KNOXVILLE -- Do you know what is in your drinking water? A study by a University of Tennessee, Knoxville, professor may have you thinking twice the next time you fill up that glass of tap water.
Larry McKay, an earth and planetary sciences professor in the College of Arts and Sciences, sampled eight community water supply sources in East Tennessee and found concentrations of viruses and bacteria linked to human feces that could potentially cause waterborne disease.
The study, "Viruses and Bacteria in Karst and Fractured Rock Aquifers in East Tennessee, USA" is published in the electronic version of Ground Water and will appear in a special edition of the journal Pathogens and Fecal Indicators in Ground Water later this year.
McKay surveyed samples of raw water from eight wells or springs throughout East Tennessee. Half of the water sources were considered high-risk for fecal contamination and the other were considered low-risk, based on previous data. McKay primarily sampled wells and springs in karst aquifers, which are made of limestone, because they are commonly used as water sources in the region and have a reputation for carrying bacteria.
"Karst aquifers have long been recognized as having high susceptibility to fecal contamination because they have features, such as sinkholes and caverns, which act as pathways for rapid flow and transport of contaminants," McKay said.
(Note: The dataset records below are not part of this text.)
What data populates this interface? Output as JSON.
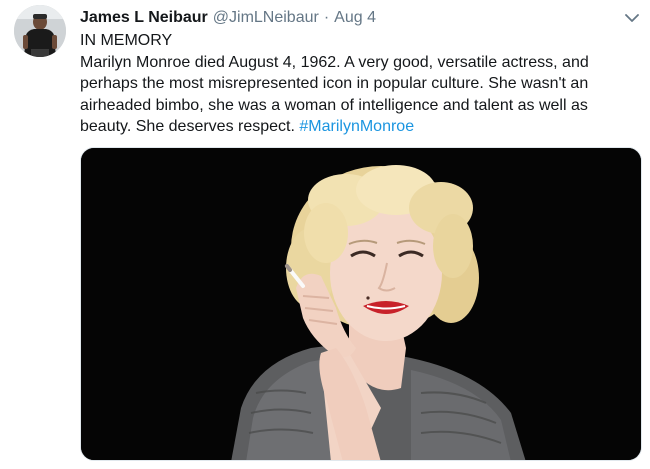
{
  "tweet": {
    "author": {
      "display_name": "James L Neibaur",
      "handle": "@JimLNeibaur",
      "separator": "·",
      "date": "Aug 4"
    },
    "body": {
      "line1": "IN MEMORY",
      "line2": "Marilyn Monroe died August 4, 1962. A very good, versatile actress, and",
      "line3": "perhaps the most misrepresented icon in popular culture. She wasn't an",
      "line4": "airheaded bimbo, she was a woman of intelligence and talent as well as",
      "line5_prefix": "beauty. She deserves respect. ",
      "hashtag": "#MarilynMonroe"
    },
    "icons": {
      "avatar": "profile-photo",
      "menu": "chevron-down-icon",
      "media": "photo-portrait"
    },
    "colors": {
      "link": "#1b95e0",
      "secondary_text": "#657786",
      "primary_text": "#14171a"
    }
  }
}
The water samples were analyzed for fecal bacteria, E.coli and coliforms, Bacteroides and infectious viruses.
All of the high-risk water sources contained E.coli, coliforms, Bacteroides and infectious viruses. One of the low-risk water sources had E.coli and coliforms; half had Bacteroides; and three-quarters had infectious viruses.
All of the wells and springs sampled in the study are used for public water supply, but the water is treated before being distributed, so the contamination measured in the study doesn't represent a direct risk to consumers.
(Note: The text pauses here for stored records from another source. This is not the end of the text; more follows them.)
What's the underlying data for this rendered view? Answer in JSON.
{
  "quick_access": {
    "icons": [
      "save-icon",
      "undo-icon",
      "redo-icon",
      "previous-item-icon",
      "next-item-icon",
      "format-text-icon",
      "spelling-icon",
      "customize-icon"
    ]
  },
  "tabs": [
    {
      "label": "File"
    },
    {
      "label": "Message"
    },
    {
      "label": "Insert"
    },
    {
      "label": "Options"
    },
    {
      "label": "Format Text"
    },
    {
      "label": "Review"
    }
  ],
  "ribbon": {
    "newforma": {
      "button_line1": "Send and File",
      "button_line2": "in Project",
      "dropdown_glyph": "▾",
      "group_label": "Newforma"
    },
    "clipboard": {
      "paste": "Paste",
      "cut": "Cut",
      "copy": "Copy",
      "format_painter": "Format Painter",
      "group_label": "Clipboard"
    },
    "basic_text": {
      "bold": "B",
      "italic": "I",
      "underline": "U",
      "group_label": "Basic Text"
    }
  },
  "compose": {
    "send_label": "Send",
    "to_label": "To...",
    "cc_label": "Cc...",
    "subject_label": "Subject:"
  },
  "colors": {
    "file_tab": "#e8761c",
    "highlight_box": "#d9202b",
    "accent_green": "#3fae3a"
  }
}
However, these results shed light on a potential health hazard for part of the Tennessee population.
"The real concern is for the numerous small non-community water systems and household wells, where local residents typically drink groundwater that hasn't been filtered or disinfected," McKay said. "It's likely that many of these residents are being exposed to waterborne fecal contamination, both bacterial and viral, but it isn't clear how big a health risk this represents. Local and regional research is needed to assess the health impacts."
McKay noted waterborne fecal contamination affects people in varying degrees; some people may have no symptoms while others may become seriously ill or even die.
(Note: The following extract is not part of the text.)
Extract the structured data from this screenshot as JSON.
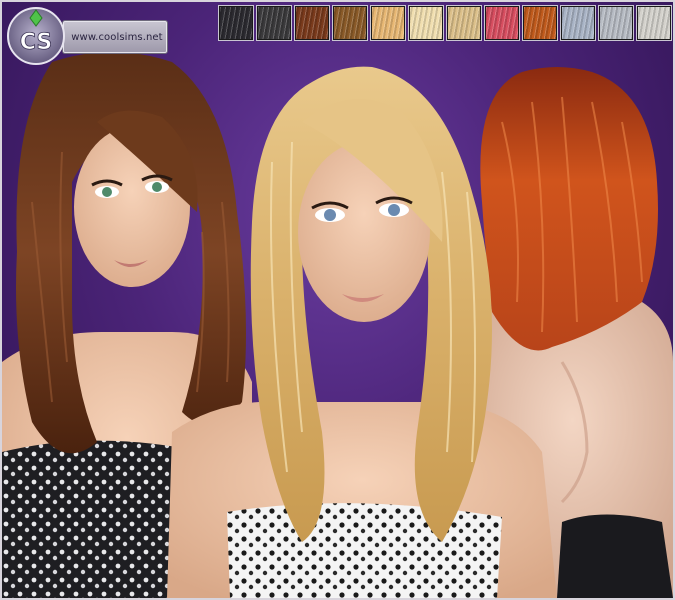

McKay worked with Alice Layton, Gary Sayler and Dan Williams from the UT Center for Environmental Biotechnology on the East Tennessee water quality study, which has ended. The group currently is involved in a large, multi-university study that investigates the links between contaminated water and disease occurrence in rural villages in Bangladesh. The researchers hope to take some of what is learned in Bangladesh and apply it to problems in Tennessee.